The SG is used as a simulation model
to help formulate scenarios of economic and energy development
for eleven world regions analyzed
by MESSAGE. Its main objective is to allow fast scenario formulation
and documentation of key scenario assumptions, and to provide common,
consistent input data for MESSAGE and MACRO. The SG includes historical
economic and energy time series, and a set of regression equations
that represent key relationships between economic and energy development
that can be used selectively in formulating scenarios. Inputs to
the SG are future population trajectories for eleven world regions
used by ECS’s energy and economic models plus key parameters
determining regional per capita GDP growth. The SG calculates final
energy trajectories for each region by combining the population
and per capita GDP growth trajectories with energy intensity profiles
based on the SG's set of empirically derived equations. To allow
adjustments for different storylines and variants, all important
variables are formulated so that a user can overwrite the values
suggested by the equations of the SG. The historical data and relationships
in the SG provide the user with some guidance for the likely range
of key economic and social variables, and the potential impact
of policies on energy demand, improving the plausibility of possible
scenarios and estimates of policy impacts.

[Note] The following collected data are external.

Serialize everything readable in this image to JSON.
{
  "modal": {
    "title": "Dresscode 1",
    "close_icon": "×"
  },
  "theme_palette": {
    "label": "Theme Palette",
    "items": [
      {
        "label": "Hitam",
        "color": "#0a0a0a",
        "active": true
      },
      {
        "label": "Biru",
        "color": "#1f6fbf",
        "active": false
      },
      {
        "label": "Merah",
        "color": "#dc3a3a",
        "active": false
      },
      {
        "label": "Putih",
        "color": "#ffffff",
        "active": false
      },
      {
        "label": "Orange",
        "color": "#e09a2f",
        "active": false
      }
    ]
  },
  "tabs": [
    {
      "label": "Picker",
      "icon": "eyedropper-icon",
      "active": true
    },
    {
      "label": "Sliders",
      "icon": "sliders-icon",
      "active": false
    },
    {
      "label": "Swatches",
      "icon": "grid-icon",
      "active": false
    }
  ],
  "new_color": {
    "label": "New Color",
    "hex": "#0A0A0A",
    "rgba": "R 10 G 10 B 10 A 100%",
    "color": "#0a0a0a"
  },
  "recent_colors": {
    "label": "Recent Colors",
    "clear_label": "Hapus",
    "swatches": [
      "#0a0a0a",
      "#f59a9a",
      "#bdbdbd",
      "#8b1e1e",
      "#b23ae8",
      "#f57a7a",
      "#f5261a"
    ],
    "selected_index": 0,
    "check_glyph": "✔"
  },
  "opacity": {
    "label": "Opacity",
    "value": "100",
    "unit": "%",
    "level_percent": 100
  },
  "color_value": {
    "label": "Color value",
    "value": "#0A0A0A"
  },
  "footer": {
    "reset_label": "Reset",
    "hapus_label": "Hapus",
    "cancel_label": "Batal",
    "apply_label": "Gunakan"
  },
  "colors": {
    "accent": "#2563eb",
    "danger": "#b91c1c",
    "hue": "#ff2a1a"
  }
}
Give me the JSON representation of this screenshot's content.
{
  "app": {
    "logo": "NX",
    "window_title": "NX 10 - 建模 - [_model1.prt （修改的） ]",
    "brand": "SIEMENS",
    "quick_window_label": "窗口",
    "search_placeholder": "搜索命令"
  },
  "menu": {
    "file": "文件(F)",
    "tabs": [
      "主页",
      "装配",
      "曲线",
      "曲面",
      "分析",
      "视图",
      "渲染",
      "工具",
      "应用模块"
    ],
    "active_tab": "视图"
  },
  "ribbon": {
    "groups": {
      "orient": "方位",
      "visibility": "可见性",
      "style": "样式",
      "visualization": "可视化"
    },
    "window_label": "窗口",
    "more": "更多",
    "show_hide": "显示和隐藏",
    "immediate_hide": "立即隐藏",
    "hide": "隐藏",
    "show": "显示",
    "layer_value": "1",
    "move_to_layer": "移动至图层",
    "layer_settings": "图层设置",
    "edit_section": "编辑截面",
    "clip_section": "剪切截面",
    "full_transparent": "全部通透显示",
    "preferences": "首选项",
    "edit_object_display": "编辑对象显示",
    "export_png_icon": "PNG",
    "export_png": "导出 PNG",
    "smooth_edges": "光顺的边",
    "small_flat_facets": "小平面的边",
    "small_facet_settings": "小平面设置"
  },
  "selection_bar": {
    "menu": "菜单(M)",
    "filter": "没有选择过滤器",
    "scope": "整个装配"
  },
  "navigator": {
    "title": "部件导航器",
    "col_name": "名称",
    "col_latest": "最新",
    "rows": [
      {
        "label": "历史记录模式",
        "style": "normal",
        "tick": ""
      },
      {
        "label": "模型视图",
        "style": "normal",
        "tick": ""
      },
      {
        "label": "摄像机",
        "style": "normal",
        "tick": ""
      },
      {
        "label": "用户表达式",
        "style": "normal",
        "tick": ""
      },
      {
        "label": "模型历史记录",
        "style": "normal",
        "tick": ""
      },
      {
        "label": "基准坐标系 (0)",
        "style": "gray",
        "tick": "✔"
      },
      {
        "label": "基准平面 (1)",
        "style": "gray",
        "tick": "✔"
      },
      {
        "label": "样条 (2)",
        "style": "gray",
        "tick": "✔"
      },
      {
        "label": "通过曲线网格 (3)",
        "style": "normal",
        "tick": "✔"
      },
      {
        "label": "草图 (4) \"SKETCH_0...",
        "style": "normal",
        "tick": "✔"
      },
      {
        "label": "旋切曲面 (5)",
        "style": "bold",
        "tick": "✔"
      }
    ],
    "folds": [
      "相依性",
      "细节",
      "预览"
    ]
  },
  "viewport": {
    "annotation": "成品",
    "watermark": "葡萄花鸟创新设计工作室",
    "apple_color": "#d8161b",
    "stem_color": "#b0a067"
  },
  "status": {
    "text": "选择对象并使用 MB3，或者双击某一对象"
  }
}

The revised SG will greatly improve the modeling of key relationships
between energy use and economic, social and environmental trends,
based on more sophisticated causal chains. It is anticipated that
the new SG will include many of these features of the current SG,
and will also employ a number of alternative approaches for estimating
future sectoral final energy demand, based on both monetary and
physical characteristics of the global economy, as well as incorporating
updated historical data.
References:
Nakicenovic, N., Grübler, A., and McDonald, A., (ed.), 1998: Global Energy Perspectives,
Cambridge University Press, Cambridge, UK.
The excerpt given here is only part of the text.